The process of obtaining regulatory approvals “is proceeding at a slower pace than anticipated,” Chief Financial Officer Eric Aboaf said during a conference call with analysts. When the deal was announced last September, State Street said it was targeting a close by the end of 2021. On Wednesday, Aboaf said that an early second-quarter close is possible.
But State Street now expects 25% year-on-year growth in earnings before interest and taxes for each quarter in the first year after the deal closes, reflecting elevated stock prices and projected higher interest rates, according to Aboaf. That earnings growth projection is up from an initial estimate of 15%.
Acquiring Brown Brothers Harriman is expected to make State Street the number-one U.S. custody bank with pro forma assets under custody in excess of $37 trillion.
Not surprisingly, integrating Brown Brothers Harriman ranks as a key objective for the Boston-based company in 2022. “The proposed acquisition is a financially compelling use of capital, and once closed it will strengthen our market leadership,” State Street CEO Ronald O’Hanley said during Wednesday’s conference call.

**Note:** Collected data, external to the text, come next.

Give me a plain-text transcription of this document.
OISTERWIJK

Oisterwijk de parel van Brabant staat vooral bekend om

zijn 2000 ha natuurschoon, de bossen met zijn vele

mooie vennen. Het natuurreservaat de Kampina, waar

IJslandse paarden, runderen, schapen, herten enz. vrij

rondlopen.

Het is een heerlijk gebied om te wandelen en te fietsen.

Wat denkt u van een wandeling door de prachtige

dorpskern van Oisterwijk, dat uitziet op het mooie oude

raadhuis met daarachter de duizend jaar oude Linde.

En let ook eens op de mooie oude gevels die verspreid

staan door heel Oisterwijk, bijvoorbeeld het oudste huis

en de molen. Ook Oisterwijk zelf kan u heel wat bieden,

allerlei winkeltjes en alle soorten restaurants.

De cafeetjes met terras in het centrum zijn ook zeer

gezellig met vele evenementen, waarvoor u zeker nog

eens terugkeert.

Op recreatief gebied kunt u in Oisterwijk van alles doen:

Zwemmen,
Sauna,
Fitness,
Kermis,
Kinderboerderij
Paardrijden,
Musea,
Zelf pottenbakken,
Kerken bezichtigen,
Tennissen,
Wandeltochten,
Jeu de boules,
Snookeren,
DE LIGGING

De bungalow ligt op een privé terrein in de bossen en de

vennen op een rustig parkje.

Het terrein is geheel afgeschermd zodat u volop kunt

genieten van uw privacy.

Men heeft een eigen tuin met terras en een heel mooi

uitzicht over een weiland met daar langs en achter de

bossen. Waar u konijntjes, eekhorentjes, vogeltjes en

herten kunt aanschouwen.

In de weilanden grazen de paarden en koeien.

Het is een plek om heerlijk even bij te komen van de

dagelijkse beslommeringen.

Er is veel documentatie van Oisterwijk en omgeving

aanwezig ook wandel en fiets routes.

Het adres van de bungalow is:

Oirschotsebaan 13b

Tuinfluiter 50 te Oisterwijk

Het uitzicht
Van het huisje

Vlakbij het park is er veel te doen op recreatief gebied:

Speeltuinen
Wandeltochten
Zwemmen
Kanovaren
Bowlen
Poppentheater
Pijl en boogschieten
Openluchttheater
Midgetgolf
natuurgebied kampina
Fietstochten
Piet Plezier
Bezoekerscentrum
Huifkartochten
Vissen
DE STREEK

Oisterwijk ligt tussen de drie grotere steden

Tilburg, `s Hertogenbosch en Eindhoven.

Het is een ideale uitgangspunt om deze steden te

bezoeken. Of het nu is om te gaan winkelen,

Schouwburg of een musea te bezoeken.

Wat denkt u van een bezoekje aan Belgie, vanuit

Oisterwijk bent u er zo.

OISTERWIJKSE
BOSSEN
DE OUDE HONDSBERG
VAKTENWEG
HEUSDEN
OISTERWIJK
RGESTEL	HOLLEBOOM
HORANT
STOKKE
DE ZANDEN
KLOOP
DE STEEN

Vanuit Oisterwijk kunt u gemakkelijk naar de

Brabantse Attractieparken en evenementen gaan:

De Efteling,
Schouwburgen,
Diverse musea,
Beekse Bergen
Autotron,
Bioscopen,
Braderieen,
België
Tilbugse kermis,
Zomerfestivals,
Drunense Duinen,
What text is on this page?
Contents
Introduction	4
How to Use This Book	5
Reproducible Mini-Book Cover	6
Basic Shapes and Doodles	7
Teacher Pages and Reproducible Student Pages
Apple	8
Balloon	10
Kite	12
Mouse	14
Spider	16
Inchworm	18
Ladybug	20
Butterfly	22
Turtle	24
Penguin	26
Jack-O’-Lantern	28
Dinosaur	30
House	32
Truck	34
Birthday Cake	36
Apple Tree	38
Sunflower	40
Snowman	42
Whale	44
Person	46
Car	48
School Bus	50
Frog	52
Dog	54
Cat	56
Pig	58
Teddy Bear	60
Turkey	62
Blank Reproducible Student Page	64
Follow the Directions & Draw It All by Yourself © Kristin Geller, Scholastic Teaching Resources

For the fourth quarter, State Street reported net income totaling $697 million, up 30% from the same three-month period in 2020. The company’s 2021 results were driven by record levels of fee income generated by its two biggest business lines, investment services and management.
State Street expects the momentum to continue in the first quarter, with servicing fees expected to grow 1%-2% and management fees projected to grow 8%-9%.
State Street’s results came a day after one of its biggest custody bank rivals, Bank of New York Mellon, reported fourth-quarter net income totaling $869 million.
State Street reported $1.38 billion in servicing fees for the quarter ending Dec. 31, up 6% from a year earlier. Fourth-quarter management fees totaled $530 million, up 8% year-over-year. Assets under custody or administration reached a record level of $43.7 trillion, and assets under management hit an all-time high of $4.1 trillion.
State Street reported revenue totaling $3.1 billion in the fourth quarter, up 5% year-over-year. The company is projecting top-line revenue growth of 2%-3% in the first quarter, “given equity market expectations and continued business momentum,” Aboaf said.
Traditional banking activities’ contribution to State Street’s bottom line is comparatively modest — fourth-quarter net interest income of $484 million was actually down 3% from 2020 — but the company expects to achieve solid gains in 2022, with the Federal Reserve projected to hike interest rates on multiple occasions, beginning as early as March.
State Street, which reported earning assets of $303 billion at the end of 2021, is projecting 2022 net interest income growth of 10%-12%, according to Aboaf.
Along with its fourth-quarter results, State Street reported that Cyrus Taraporevala, who has led its asset management unit since 2016, plans to retire in 2022.
That unit, State Street Global Advisors, has experienced significant growth in earnings and assets under management under Taraporevala’s leadership. Assets under management are up nearly 50% since the end of 2017.
Taraporevala did not give a specific retirement date, and the company said he has agreed to stay on long enough to ensure a smooth transition to an as-yet unnamed successor.
“Having Cyrus continue to lead State Street Global Advisors and transition responsibilities to a successor will help ensure we build on its strong momentum,” O’Hanley said.